Giorgio Abonante: quel “passante” che prima o poi ti aspetti

Al cospetto della attuale situazione politica italiana, ma non solo, un militante di sinistra è riconducibile alla figura di quel tennista frastornato dai colpi dell’avversario in una posizione debole, con la speranza che il suo contendente prima o poi sbagli il colpo, ma con la quasi certezza di essere infilato da un facile passante lungolinea. 
Tutti i segnali sono chiari, eppure non si ha la forza e la lucidità di reagire in modo efficace. La vittoria della Brexit, la sconfitta al referendum italiano di dicembre scorso, Trump che conquista la Casa Bianca, le istanze secessioniste che riprendono vigore, l’avanzata delle destre, e infine le nostre sconfitte alle amministrative. Ovunque crescono le posizioni che puniscono il centrosinistra riformista e le forze che hanno concorso a plasmare l’Europa: l’unico vero sogno politico della mia generazione.
Tutto ciò dimostra un malessere profondo, che si radica nell’assenza di un pensiero politico e di una teoria economica alternativa alla corrente ortodossia. 
Mi riferisco all’esplicitazione di un’idea forte, originale, che sappia riconnettere le cittadinanze alla dimensione politica senza che queste facciano riferimento ai miti pericolosi del nazionalismo e del Dio, Patria, Famiglia. Noi stessi non riusciamo a ritrovare il filo conduttore del Governo delle cose e delle persone, che per il nostro campo valoriale significa miglioramento delle condizioni di vita dei cittadini più in difficoltà e di crescita della civiltà in cui viviamo. 
Non riusciamo a ritrovarci in una lotta di classe riformatrice che, qualora fosse ripresa, riconnetterebbe le istanze dei più deboli, spazzando via quelle differenze di pelle e di confine che sono solo l’indicatore di una difficoltà dalla quale i ceti più disagiati non riescono a uscire, se non con lo sventaglio di facili capri espiatori.


Proprio verso questo smarrimento che colpisce i più deboli – e qui sta il paradosso – noi dovremmo opporre una lettura economica, materiale e politica all’altezza dei tempi.

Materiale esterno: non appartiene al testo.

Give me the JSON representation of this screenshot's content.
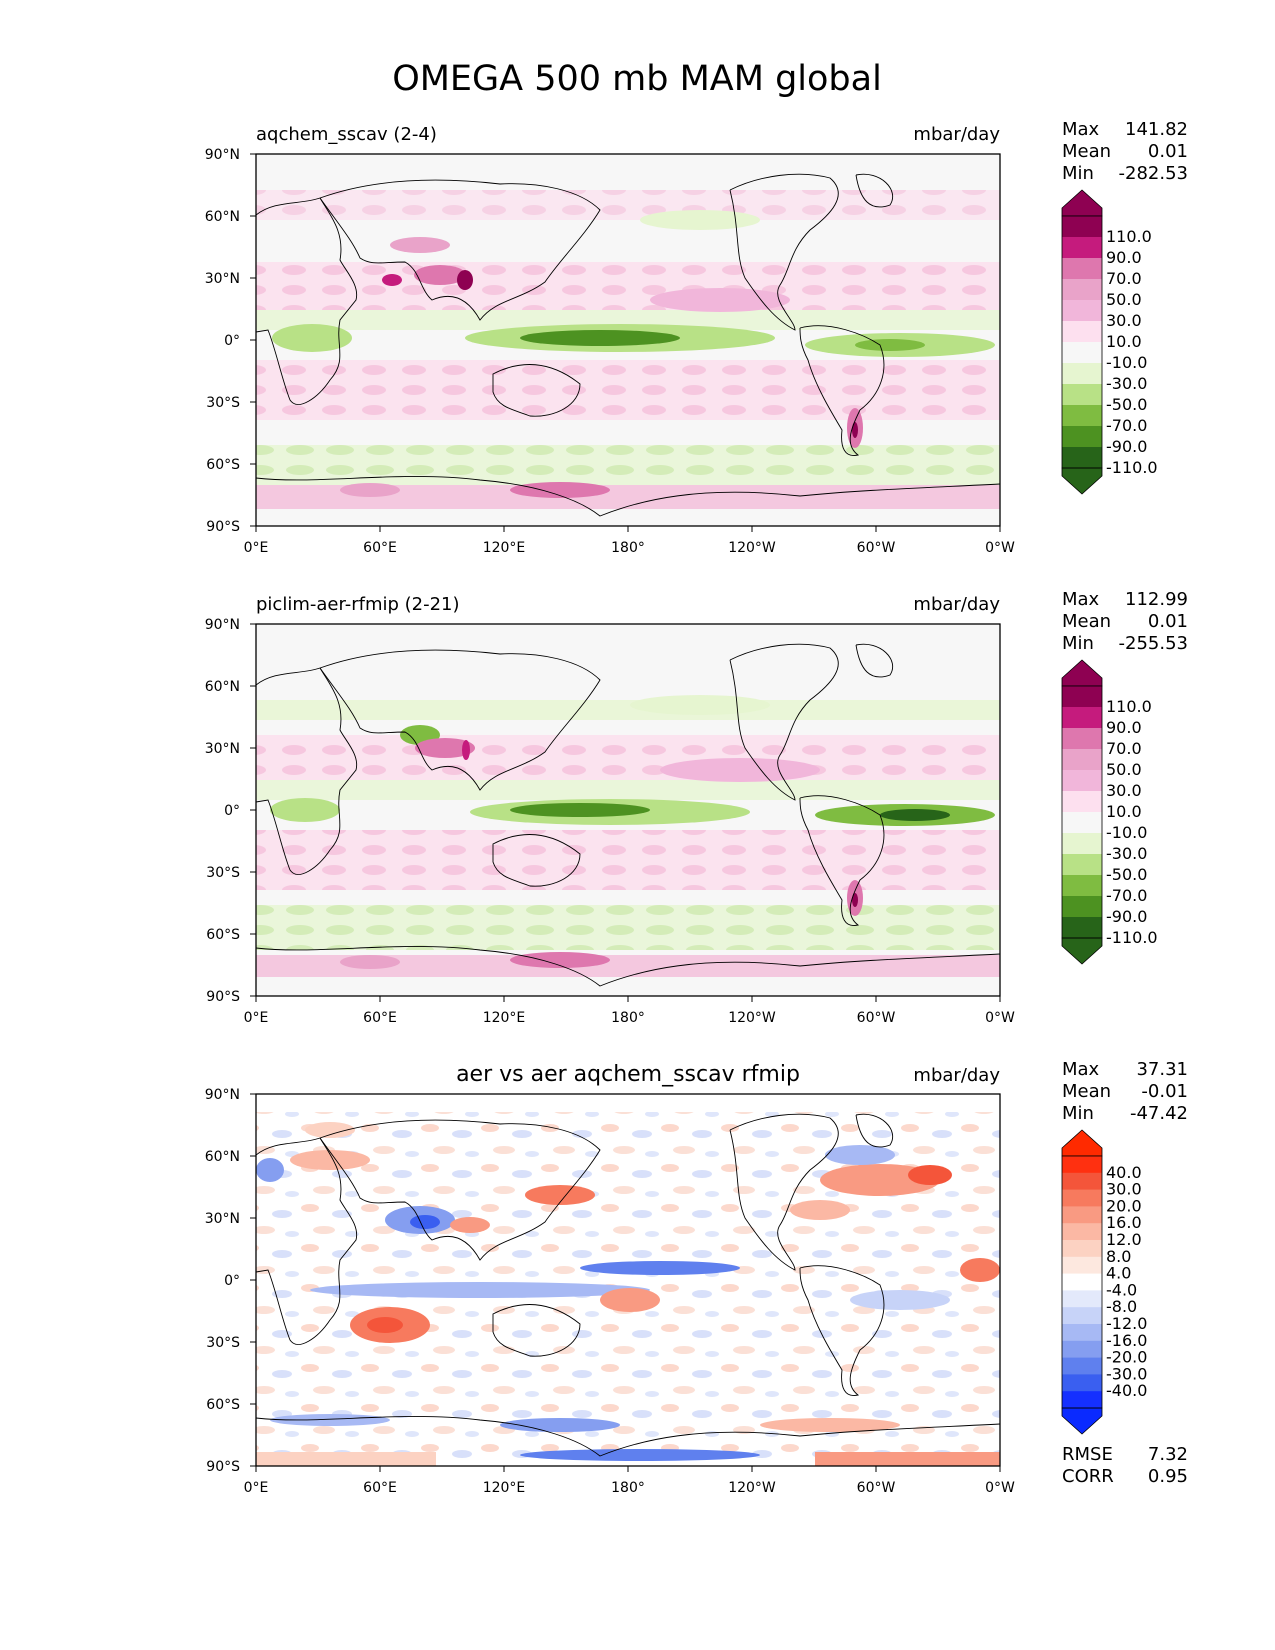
{
  "title": "OMEGA 500 mb MAM global",
  "axes": {
    "y_ticks": [
      "90°N",
      "60°N",
      "30°N",
      "0°",
      "30°S",
      "60°S",
      "90°S"
    ],
    "x_ticks": [
      "0°E",
      "60°E",
      "120°E",
      "180°",
      "120°W",
      "60°W",
      "0°W"
    ]
  },
  "chart_data": [
    {
      "type": "heatmap",
      "title": "aqchem_sscav (2-4)",
      "units": "mbar/day",
      "stats": {
        "max_label": "Max",
        "max": "141.82",
        "mean_label": "Mean",
        "mean": "0.01",
        "min_label": "Min",
        "min": "-282.53"
      },
      "colorbar": {
        "labels": [
          "110.0",
          "90.0",
          "70.0",
          "50.0",
          "30.0",
          "10.0",
          "-10.0",
          "-30.0",
          "-50.0",
          "-70.0",
          "-90.0",
          "-110.0"
        ],
        "colors": [
          "#8e0152",
          "#c51b7d",
          "#de77ae",
          "#e9a3c9",
          "#f1b6da",
          "#fde0ef",
          "#f7f7f7",
          "#e6f5d0",
          "#b8e186",
          "#7fbc41",
          "#4d9221",
          "#276419"
        ],
        "over_color": "#8e0152",
        "under_color": "#276419"
      }
    },
    {
      "type": "heatmap",
      "title": "piclim-aer-rfmip (2-21)",
      "units": "mbar/day",
      "stats": {
        "max_label": "Max",
        "max": "112.99",
        "mean_label": "Mean",
        "mean": "0.01",
        "min_label": "Min",
        "min": "-255.53"
      },
      "colorbar": {
        "labels": [
          "110.0",
          "90.0",
          "70.0",
          "50.0",
          "30.0",
          "10.0",
          "-10.0",
          "-30.0",
          "-50.0",
          "-70.0",
          "-90.0",
          "-110.0"
        ],
        "colors": [
          "#8e0152",
          "#c51b7d",
          "#de77ae",
          "#e9a3c9",
          "#f1b6da",
          "#fde0ef",
          "#f7f7f7",
          "#e6f5d0",
          "#b8e186",
          "#7fbc41",
          "#4d9221",
          "#276419"
        ],
        "over_color": "#8e0152",
        "under_color": "#276419"
      }
    },
    {
      "type": "heatmap",
      "title": "aer vs aer aqchem_sscav rfmip",
      "units": "mbar/day",
      "stats": {
        "max_label": "Max",
        "max": "37.31",
        "mean_label": "Mean",
        "mean": "-0.01",
        "min_label": "Min",
        "min": "-47.42"
      },
      "colorbar": {
        "labels": [
          "40.0",
          "30.0",
          "20.0",
          "16.0",
          "12.0",
          "8.0",
          "4.0",
          "-4.0",
          "-8.0",
          "-12.0",
          "-16.0",
          "-20.0",
          "-30.0",
          "-40.0"
        ],
        "colors": [
          "#ff3010",
          "#f4553a",
          "#f77a5e",
          "#f99a82",
          "#fbb8a4",
          "#fcd2c2",
          "#fde8df",
          "#ffffff",
          "#e3e9fb",
          "#c7d3f8",
          "#a7b9f4",
          "#859ef0",
          "#5f80ee",
          "#3a5ff0",
          "#1530ff"
        ],
        "over_color": "#ff2a00",
        "under_color": "#0a2aff"
      },
      "rmse_label": "RMSE",
      "rmse": "7.32",
      "corr_label": "CORR",
      "corr": "0.95"
    }
  ]
}
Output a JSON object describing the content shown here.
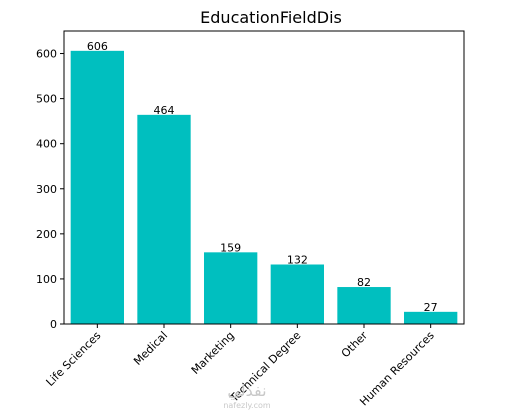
{
  "chart_data": {
    "type": "bar",
    "title": "EducationFieldDis",
    "xlabel": "",
    "ylabel": "",
    "categories": [
      "Life Sciences",
      "Medical",
      "Marketing",
      "Technical Degree",
      "Other",
      "Human Resources"
    ],
    "values": [
      606,
      464,
      159,
      132,
      82,
      27
    ],
    "data_labels": [
      "606",
      "464",
      "159",
      "132",
      "82",
      "27"
    ],
    "ylim": [
      0,
      650
    ],
    "yticks": [
      0,
      100,
      200,
      300,
      400,
      500,
      600
    ],
    "ytick_labels": [
      "0",
      "100",
      "200",
      "300",
      "400",
      "500",
      "600"
    ],
    "bar_color": "#00bfbf",
    "grid": false,
    "legend": "none"
  },
  "watermark": {
    "logo_text": "نفذلي",
    "url_text": "nafezly.com"
  }
}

Necessiterebbe solamente ascoltare quei pensatori più attenti della sinistra mondiale che da tempo ci suggeriscono la necessità di rompere con il meccanismo mortale della finanza e conseguentemente di rivedere quei diabolici equilibri che perpetuano le condizioni di forza dei più abbienti.
Ovunque si perde e si arretra. Anche dove non c’è Renzi. Perché è ora di sgomberare anche il campo da questo equivoco. Certo, Renzi non aiuta, ma non aiutano nemmeno le divisioni, la moltiplicazione delle sigle: quel virus che antepone le sfumature o le differenze al nostro interno rispetto alla necessità di fare massa critica e compatta a salvaguardia dei nostri ceti di riferimento.
Qual è il risultato finale di tutto ciò? Un socialismo continentale impalpabile e incolore, inabile a creare un pensiero ed una pratica europea capace di riallineare le condizioni di vita e di lavoro delle classi produttive, sia quelle che possiedono solo le proprie braccia e il proprio cervello, sia quelle che dispongono anche di strumenti di idee e di capitali.
Se per incanto ciò accadesse, verrebbero meno anche le pulsioni sovraniste e xenofobe, che non sono una condizione data e intoccabile. Sono un effetto della presente afasia dei valori universali della socialdemocrazia.